Pendant que les prix des produits pétroliers sont toujours en hausse malgré les variations à l’international, les sociétés pétrolières qui font le plein de bénéfices stagnent en matière de versement des dividendes à l’Etat togolais. Une bizarrerie que même la Cour des comptes n’ose pas aborder. Et d’autres situations qui font interroger sur les capacités de l’institution à demander des comptes à certaines sociétés.
Qui d’autre devrait porter sur la place publique celles des sociétés et entreprises dans lesquelles l’Etat togolais a des prises de participation, mais qui rechignent à s’acquitter de cette obligation si ce n’est la Cour des comptes ?
Rapport d’observations définitives sur le contrôle de l’exécution de la loi de finances, exercice 2022. Contrairement aux rapports précédents qui sont publiés l’année qui suivait l’exercice écoulé –pour l’exercice 2021, le rapport était rendu public en décembre 2022, et pour 2020, en octobre 2021-, le rapport de 2022 a été publié en septembre dernier. Sans explication aucune. Passons !
Pour nous être appesantis sur ledit rapport, il est apparu trop de situations qui interpellent. Dans le désordre, en voici quelque unes.
En 2020, elles étaient 46 sociétés répertoriées au sein desquelles l’Etat togolais avait des prises de participation. Mais, tel un château de cartes, ce chiffre a fondu comme neige sous un ciel togolais. Puisque l’année suivante, elles n’étaient plus que 19 ! Avant d’être portées à une unité de plus, soit 20 sociétés au total. Et côté prévisions et réalisations, entre 2020 et 2022, les premières étaient respectivement de 23,658 milliards FCFA et 19,746 milliards ; les secondes, les réalisations, sont de 18,974 milliards FCFA et 15,501 milliards.
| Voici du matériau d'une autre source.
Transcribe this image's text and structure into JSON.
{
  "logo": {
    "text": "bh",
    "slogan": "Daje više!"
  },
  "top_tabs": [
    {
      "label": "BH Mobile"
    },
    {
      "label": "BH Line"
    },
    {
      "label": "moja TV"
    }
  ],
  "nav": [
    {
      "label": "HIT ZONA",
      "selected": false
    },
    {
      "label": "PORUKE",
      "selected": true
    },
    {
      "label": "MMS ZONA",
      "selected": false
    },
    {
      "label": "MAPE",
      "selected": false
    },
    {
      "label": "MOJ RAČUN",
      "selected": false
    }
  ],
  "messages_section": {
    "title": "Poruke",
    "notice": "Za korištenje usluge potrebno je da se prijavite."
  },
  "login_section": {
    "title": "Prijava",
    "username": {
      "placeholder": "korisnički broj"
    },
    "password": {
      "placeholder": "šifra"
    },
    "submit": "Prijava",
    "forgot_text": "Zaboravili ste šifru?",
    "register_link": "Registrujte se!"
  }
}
Signe que malgré le nombre de sociétés en 2020, peu étaient celles qui avaient versé des dividendes à l’Etat togolais.
Une incongruité crève les yeux dans le dernier rapport de la Cour des comptes. Parmi les 20 sociétés assujetties au versement, 6 ne se sont pas exécutées. Mais chose bizarre, le rapport n’a pas estimé nécessaire de demander à connaître les raisons de cette légèreté. Tout au plus, la Cour se contente de ce qui suit : « Prévus pour 19 746 822 000 FCFA, les dividendes ont été réalisés à hauteur de 15 501 916 609 FCFA, soit un taux de réalisation de 78,50%. Six sociétés n’ont connu aucune réalisation en 2022 : SNPT, SCAN MIN SA, WACEM, SALT, NSCT, GTA. Par contre pour Africa Finance Corporation (AFC), la Cour constate une réalisation de 77 153 326 F CFA alors qu’aucune prévision n’avait été faite ».
Comment des sociétés qui réalisent des bénéfices peuvent-elles négliger de verser des dividendes sans qu’elles ne soient interpellées ? Dans les obligations du citoyen lambda, aucun cadeau ne lui est concédé lorsqu’il s’agit d’exiger de lui sa contribution aux recettes du pays : péages, taxes, factures d’eau et d’électricité, etc.
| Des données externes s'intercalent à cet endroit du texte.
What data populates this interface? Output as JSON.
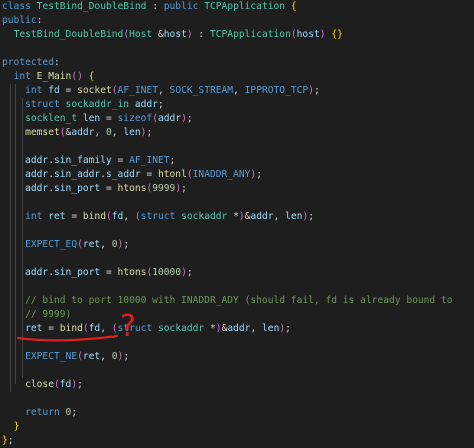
{
  "code_lines": [
    "class TestBind_DoubleBind : public TCPApplication {",
    "public:",
    "  TestBind_DoubleBind(Host &host) : TCPApplication(host) {}",
    "",
    "protected:",
    "  int E_Main() {",
    "    int fd = socket(AF_INET, SOCK_STREAM, IPPROTO_TCP);",
    "    struct sockaddr_in addr;",
    "    socklen_t len = sizeof(addr);",
    "    memset(&addr, 0, len);",
    "",
    "    addr.sin_family = AF_INET;",
    "    addr.sin_addr.s_addr = htonl(INADDR_ANY);",
    "    addr.sin_port = htons(9999);",
    "",
    "    int ret = bind(fd, (struct sockaddr *)&addr, len);",
    "",
    "    EXPECT_EQ(ret, 0);",
    "",
    "    addr.sin_port = htons(10000);",
    "",
    "    // bind to port 10000 with INADDR_ADY (should fail, fd is already bound to",
    "    // 9999)",
    "    ret = bind(fd, (struct sockaddr *)&addr, len);",
    "",
    "    EXPECT_NE(ret, 0);",
    "",
    "    close(fd);",
    "",
    "    return 0;",
    "  }",
    "};"
  ],
  "annotation": {
    "underline_color": "#e02020",
    "question_mark": "?"
  }
}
Mais dans le rapport de 2021, la même Cour est allée loin pour rappeler certains principes devant certains arguments avancés par certaines sociétés. « Prévus pour 19 487 322 000 francs CFA, les dividendes ont été réalisées à hauteur de 14 690 166 310 francs CFA, soit un taux de réalisation de 75,38%. Selon l’administration des finances, ce niveau de réalisation des dividendes s’explique d’une part, par le non-versement des dividendes par certaines entreprises publiques telles que la SNPT, WACEM-SA et NSCT. En ce qui concerne la SNPT, la Direction des finances évoque « des raisons de dettes réciproques avec l’Etat pour lesquelles la société sollicite une compensation… ». Cette réponse de l’administration des finances amène la Cour à rappeler que le principe d’universalité budgétaire repris par les articles 31 et 32 de la LOLF n° 2014-013 du 27 juin 2014, interdit la compensation entre les recettes et les dépenses », peut-on lire.
Les dividendes bizarres pour ces sociétés…
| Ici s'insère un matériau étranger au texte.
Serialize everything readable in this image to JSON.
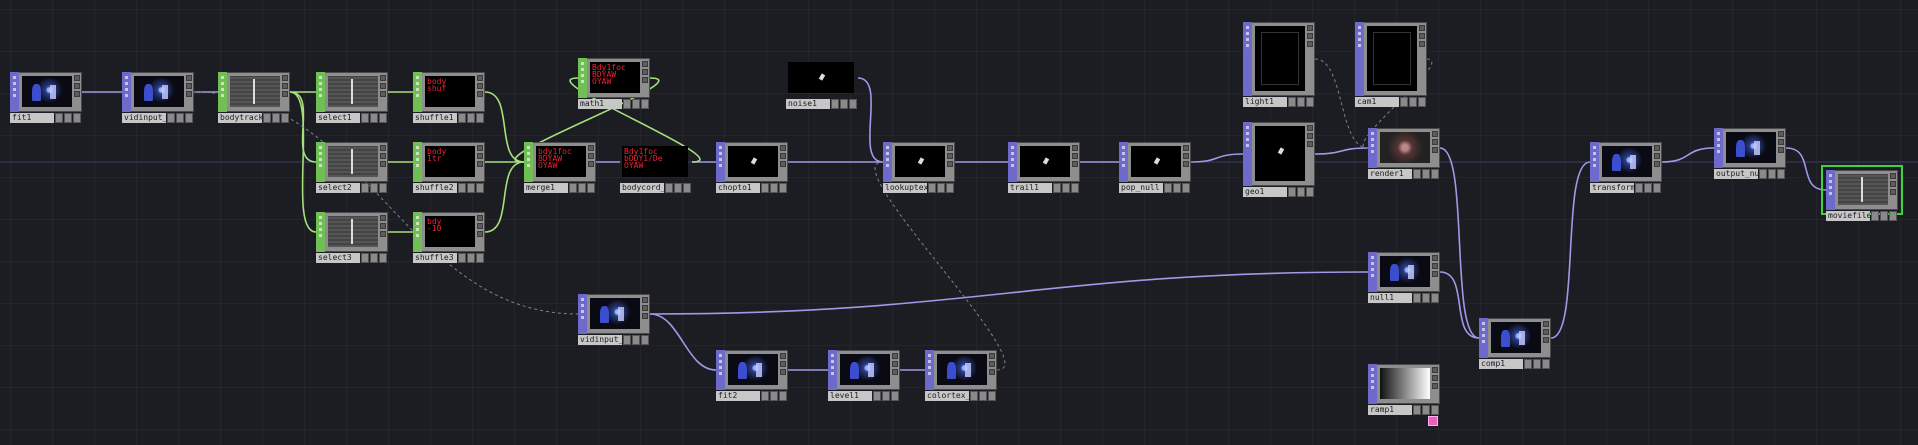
{
  "network": {
    "nodes": [
      {
        "id": "fit1",
        "label": "fit1",
        "type": "top",
        "thumb": "video"
      },
      {
        "id": "vidinput_null",
        "label": "vidinput_null",
        "type": "top",
        "thumb": "video"
      },
      {
        "id": "bodytrack1",
        "label": "bodytrack1",
        "type": "chop",
        "thumb": "gray"
      },
      {
        "id": "select1",
        "label": "select1",
        "type": "chop",
        "thumb": "gray"
      },
      {
        "id": "shuffle1",
        "label": "shuffle1",
        "type": "chop",
        "thumb": "text",
        "thumb_text": "body\nshuf"
      },
      {
        "id": "math1",
        "label": "math1",
        "type": "chop",
        "thumb": "text",
        "thumb_text": "Bdy1foc\nBDYAW\nOYAW"
      },
      {
        "id": "select2",
        "label": "select2",
        "type": "chop",
        "thumb": "gray"
      },
      {
        "id": "shuffle2",
        "label": "shuffle2",
        "type": "chop",
        "thumb": "text",
        "thumb_text": "body\n1tr"
      },
      {
        "id": "merge1",
        "label": "merge1",
        "type": "chop",
        "thumb": "text",
        "thumb_text": "bdy1foc\nBDYAW\nOYAW"
      },
      {
        "id": "bodycord_null",
        "label": "bodycord_null",
        "type": "none",
        "thumb": "text",
        "thumb_text": "Bdy1foc\nbDDY1/De\nOYAW"
      },
      {
        "id": "select3",
        "label": "select3",
        "type": "chop",
        "thumb": "gray"
      },
      {
        "id": "shuffle3",
        "label": "shuffle3",
        "type": "chop",
        "thumb": "text",
        "thumb_text": "bdy\n-10"
      },
      {
        "id": "chopto1",
        "label": "chopto1",
        "type": "top",
        "thumb": "dark"
      },
      {
        "id": "noise1",
        "label": "noise1",
        "type": "none",
        "thumb": "dark"
      },
      {
        "id": "lookup_tex1",
        "label": "lookuptex1",
        "type": "top",
        "thumb": "dark"
      },
      {
        "id": "trail1",
        "label": "trail1",
        "type": "top",
        "thumb": "dark"
      },
      {
        "id": "pop_null",
        "label": "pop_null",
        "type": "top",
        "thumb": "dark"
      },
      {
        "id": "light1",
        "label": "light1",
        "type": "comp",
        "thumb": "black"
      },
      {
        "id": "cam1",
        "label": "cam1",
        "type": "comp",
        "thumb": "black"
      },
      {
        "id": "geo1",
        "label": "geo1",
        "type": "comp",
        "thumb": "dark"
      },
      {
        "id": "render1",
        "label": "render1",
        "type": "top",
        "thumb": "render"
      },
      {
        "id": "vidinput_select",
        "label": "vidinput_select",
        "type": "top",
        "thumb": "video"
      },
      {
        "id": "null1",
        "label": "null1",
        "type": "top",
        "thumb": "video"
      },
      {
        "id": "comp1",
        "label": "comp1",
        "type": "top",
        "thumb": "video"
      },
      {
        "id": "transform1",
        "label": "transform1",
        "type": "top",
        "thumb": "video"
      },
      {
        "id": "output_null",
        "label": "output_null",
        "type": "top",
        "thumb": "video"
      },
      {
        "id": "moviefileout1",
        "label": "moviefileout1",
        "type": "top",
        "thumb": "gray"
      },
      {
        "id": "fit2",
        "label": "fit2",
        "type": "top",
        "thumb": "video"
      },
      {
        "id": "level1",
        "label": "level1",
        "type": "top",
        "thumb": "video"
      },
      {
        "id": "colortex_null",
        "label": "colortex_null",
        "type": "top",
        "thumb": "video"
      },
      {
        "id": "ramp1",
        "label": "ramp1",
        "type": "top",
        "thumb": "ramp"
      }
    ],
    "colors": {
      "background": "#1b1d22",
      "top_family": "#6e6acb",
      "chop_family": "#6fbf55",
      "top_wire": "#9e9ae8",
      "chop_wire": "#a6e07c",
      "selection": "#3fd13f",
      "dependency": "#7a8296"
    }
  }
}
Si les chiffres d’affaires étaient constants, on pourrait comprendre. Mais dans le secteur des produits pétroliers, la variation –souvent à la hausse- des prix des produits va avec l’augmentation du parc automobile au Togo. Mais curieusement, pour la société COMPEL, les dividendes versés en 2022 sont estimés à 261 millions pour une prévision de même valeur. Un an auparavant, pour des prévisions de 200 millions, les réalisations étaient de 435 millions FCFA. En 2020, la même société avait versé 208,8 millions de dividendes pour des prévisions de…zéro FCFA. Trop facile pour une société qui brasse de l’argent.
Après Compel, suit T Oil. Pour une prévision de 208 millions, T Oil a versé 208,108 millions de dividendes en 2022. En 2021, contre 120 millions de prévisions, elle a versé 119,662 millions FCFA. Presque pas d’écart entre le prévu et le réalisé. Et un an plus tôt, c’est 119,662 millions de dividendes versés pour une prévision de 150 millions.
Société togolaise de stockage de Lomé (STSL). Responsable du stockage des produits pétroliers au Togo, cette société dit avoir versé en 2022, 365,400 millions de dividendes contre une prévision de même valeur. Un an plus tôt, ces mêmes chiffres étaient à l’honneur tant en prévision qu’à la réalisation. C’est en 2020 que les prévisions étaient de 350 millions, mais pour une réalisation de…365,400 millions. C’est à croire que les quantités importées n’ont pas varié d’une année à une autre. Triste comme constat.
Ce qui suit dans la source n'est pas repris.